A quartz crystal oscillator housed in a Teflon probe (TPS-550 Maxtek) was connected to a power supply and a frequency counter (Stanford Research Instruments) using a triaxial cable as described previously [22]. Data were collected from the frequency counter using a GPIB interface and a data collection and graphing program written in C. An AT-cut quartz crystal (1 in diameter) with gold electrodes was placed onto an O-ring in a receptacle in the probe so that the electrodes made contact with gold pins. A flow cell (0.1 mL volume) was screwed into the probe (Maxtek). Supersaturated solutions in 4 mL plastic vials were continuously flowed into the cell via Teflon tubing and returned to the vial using a peristaltic pump. Continuous flow from the vial solution was used to increase the amount of deposition on the surface. The QCM probe and vial were placed into water heated to 37 °C in a jacketed beaker. Resonance frequency data were collected every 20 s by signal averaging 5–10 measurements with a 1 s gate time per measurement. There was an initial 20 min warm up period for temperature equilibration and some protein adsorption until a relatively stable baseline frequency was achieved.
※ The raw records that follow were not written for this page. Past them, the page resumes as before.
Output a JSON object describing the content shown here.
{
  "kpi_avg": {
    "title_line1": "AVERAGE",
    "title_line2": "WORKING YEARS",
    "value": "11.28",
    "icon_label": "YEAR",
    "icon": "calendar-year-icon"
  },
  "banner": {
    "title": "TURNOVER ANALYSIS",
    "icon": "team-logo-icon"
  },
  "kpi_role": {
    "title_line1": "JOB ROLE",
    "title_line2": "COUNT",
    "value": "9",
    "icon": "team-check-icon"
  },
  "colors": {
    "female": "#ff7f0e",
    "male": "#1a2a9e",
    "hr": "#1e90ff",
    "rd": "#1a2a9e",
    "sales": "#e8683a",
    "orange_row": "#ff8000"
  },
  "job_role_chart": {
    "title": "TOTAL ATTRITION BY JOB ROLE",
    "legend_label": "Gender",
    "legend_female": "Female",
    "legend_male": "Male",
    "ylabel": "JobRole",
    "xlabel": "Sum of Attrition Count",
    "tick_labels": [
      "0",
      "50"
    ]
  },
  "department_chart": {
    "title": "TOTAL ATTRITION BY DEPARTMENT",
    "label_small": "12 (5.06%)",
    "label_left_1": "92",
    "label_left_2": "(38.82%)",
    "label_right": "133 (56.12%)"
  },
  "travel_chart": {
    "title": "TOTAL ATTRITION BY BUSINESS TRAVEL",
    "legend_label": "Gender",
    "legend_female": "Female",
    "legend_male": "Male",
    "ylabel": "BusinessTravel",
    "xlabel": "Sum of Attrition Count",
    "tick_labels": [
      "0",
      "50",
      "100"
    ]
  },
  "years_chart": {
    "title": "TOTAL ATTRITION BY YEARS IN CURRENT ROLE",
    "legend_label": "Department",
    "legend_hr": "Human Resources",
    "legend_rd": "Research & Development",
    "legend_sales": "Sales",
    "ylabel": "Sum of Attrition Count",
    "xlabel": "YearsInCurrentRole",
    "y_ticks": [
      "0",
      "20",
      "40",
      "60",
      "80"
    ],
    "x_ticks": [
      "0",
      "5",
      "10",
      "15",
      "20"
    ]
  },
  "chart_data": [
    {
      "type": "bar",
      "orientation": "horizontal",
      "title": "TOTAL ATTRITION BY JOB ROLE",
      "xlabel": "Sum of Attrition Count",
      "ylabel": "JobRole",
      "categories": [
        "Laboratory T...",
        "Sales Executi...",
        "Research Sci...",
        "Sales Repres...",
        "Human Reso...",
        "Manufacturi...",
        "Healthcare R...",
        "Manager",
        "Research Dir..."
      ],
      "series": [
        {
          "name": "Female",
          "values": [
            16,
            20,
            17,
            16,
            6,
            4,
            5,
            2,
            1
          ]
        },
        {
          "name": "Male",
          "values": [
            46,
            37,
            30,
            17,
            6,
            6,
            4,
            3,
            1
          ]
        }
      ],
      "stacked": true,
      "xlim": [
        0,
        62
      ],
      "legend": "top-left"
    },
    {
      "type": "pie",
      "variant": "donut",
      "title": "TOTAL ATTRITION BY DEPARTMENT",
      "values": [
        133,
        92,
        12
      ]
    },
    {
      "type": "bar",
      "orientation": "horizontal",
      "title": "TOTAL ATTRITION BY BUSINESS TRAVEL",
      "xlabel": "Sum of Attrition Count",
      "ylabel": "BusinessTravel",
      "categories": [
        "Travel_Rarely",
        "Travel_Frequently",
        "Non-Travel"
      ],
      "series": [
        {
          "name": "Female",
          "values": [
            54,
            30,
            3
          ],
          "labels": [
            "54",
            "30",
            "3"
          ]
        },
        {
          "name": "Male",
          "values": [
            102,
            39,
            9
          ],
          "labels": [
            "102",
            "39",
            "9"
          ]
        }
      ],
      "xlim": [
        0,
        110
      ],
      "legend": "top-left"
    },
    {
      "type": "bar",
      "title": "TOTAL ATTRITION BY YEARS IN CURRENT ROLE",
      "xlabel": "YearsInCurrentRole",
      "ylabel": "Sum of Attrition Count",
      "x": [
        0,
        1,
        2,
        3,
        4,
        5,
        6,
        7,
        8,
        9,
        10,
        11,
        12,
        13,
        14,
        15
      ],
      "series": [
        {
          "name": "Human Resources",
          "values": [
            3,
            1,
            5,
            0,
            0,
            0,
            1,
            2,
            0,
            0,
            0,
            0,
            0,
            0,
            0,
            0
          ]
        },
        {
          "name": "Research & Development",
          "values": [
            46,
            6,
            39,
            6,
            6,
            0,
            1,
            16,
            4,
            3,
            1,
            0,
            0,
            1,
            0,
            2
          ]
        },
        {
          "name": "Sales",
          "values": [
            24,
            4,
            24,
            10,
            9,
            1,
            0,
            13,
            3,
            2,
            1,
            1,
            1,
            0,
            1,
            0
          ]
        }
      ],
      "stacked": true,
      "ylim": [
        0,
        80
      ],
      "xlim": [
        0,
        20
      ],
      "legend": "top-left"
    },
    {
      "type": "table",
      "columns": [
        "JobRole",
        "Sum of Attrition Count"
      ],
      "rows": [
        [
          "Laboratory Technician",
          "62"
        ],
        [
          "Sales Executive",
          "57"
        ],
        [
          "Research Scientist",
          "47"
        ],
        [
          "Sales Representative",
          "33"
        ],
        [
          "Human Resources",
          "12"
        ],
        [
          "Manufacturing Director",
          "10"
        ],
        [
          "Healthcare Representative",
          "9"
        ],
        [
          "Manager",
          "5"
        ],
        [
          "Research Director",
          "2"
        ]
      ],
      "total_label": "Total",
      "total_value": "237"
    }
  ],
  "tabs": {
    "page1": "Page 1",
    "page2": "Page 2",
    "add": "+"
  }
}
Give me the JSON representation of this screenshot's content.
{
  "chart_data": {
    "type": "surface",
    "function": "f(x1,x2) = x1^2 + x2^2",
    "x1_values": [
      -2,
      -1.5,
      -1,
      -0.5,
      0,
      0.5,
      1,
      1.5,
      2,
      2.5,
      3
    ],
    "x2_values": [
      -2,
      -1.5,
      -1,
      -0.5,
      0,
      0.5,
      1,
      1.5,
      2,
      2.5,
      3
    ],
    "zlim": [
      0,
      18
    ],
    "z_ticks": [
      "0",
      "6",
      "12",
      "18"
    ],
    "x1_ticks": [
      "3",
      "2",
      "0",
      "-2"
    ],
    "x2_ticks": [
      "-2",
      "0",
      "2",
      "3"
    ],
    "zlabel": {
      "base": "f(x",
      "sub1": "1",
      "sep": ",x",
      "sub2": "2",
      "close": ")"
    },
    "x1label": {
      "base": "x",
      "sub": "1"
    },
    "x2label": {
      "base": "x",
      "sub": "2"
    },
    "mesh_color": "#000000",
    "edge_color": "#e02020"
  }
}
There was a small upward drift in frequency during the initial induction period due to stresses on the crystal so this data was normalized to zero. Decreases in resonance frequency were attributed to changes in mass due to calcium phosphates precipitated in the cell and vial and adsorbed onto the quartz crystal and were converted to ng/cm2 by the Sauerbrey equation [23]. The raw mass data is presented and shows some noise due to the pulsing action of the peristaltic pump.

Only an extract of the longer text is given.